What Matters in School Choice Tie-breakings?: How Competition Guides Design

School districts that adopt the Deferred Acceptance (DA) mechanism to assign students to schools face the tradeoff between fairness and efficiency when selecting how to exogenously break ties among equivalent students. We analyze a model with random generated preferences for students and compare two tie-breaking rules: a single lottery (STB) and DA with a separate lottery for each school (MTB). We consider three different notions for this comparison: stochastic dominance of rank distributions, variance of students' ranks, and number of Pareto improving pairs (pairs of students whom would be better off by swapping their positions).
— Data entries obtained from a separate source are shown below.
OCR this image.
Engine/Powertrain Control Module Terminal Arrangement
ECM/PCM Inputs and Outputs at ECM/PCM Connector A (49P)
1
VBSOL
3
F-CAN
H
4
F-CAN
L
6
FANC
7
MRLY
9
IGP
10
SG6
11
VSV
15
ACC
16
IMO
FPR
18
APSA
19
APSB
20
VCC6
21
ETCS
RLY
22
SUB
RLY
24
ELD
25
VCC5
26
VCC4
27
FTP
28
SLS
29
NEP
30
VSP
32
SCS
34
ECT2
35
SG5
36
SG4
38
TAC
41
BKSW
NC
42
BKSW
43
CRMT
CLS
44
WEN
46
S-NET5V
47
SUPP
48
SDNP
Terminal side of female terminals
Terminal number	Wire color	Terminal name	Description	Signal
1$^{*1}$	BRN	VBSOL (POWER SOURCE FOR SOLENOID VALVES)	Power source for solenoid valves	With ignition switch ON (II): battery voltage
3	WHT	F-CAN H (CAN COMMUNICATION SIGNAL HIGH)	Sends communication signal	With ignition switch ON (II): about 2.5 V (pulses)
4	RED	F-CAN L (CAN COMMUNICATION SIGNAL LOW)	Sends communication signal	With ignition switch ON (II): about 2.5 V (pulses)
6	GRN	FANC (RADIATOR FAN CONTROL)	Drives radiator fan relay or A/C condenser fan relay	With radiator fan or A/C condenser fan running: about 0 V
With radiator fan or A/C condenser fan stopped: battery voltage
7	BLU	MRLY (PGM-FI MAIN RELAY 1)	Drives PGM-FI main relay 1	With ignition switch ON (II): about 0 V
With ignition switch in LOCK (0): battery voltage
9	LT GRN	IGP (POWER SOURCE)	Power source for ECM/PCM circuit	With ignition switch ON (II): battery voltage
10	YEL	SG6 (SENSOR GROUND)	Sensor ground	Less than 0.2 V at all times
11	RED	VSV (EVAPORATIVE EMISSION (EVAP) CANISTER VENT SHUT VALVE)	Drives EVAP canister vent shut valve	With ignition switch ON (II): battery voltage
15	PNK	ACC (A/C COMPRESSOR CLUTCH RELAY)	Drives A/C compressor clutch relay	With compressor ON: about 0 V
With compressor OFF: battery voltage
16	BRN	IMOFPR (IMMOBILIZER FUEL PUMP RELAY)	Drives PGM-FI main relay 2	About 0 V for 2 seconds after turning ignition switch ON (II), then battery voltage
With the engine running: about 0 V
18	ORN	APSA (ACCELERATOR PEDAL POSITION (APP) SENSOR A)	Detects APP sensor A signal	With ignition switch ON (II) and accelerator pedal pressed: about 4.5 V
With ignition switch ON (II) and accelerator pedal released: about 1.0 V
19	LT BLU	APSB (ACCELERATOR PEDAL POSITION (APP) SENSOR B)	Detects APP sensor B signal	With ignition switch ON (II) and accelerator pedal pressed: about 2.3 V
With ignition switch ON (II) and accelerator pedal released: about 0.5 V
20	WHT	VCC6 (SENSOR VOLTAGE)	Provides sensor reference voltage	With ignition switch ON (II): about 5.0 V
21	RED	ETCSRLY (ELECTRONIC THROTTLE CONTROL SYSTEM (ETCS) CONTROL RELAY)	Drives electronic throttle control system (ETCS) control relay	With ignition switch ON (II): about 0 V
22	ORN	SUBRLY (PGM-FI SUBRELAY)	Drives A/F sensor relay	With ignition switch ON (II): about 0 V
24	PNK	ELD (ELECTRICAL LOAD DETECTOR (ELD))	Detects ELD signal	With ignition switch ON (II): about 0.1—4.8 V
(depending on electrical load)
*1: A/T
We identify that the balance between supply and demand is the determinant factor in these comparisons. When there is a shortage of seats, the rank distribution under STB stochastically dominates the rank distribution under MTB, and also, has a smaller variance. In addition, MTB creates ``many'' Pareto improving pairs, while STB creates none. When there is a surplus of seats, we show that neither random assignment under these mechanisms stochastically dominates the other, variance of the rank distribution is lower under MTB, and MTB generates few Pareto improving pairs. Our findings imply that ``popular" schools should use a single common lottery to break ties. Finally, numerical experiments using NYC school choice data confirm our predictions.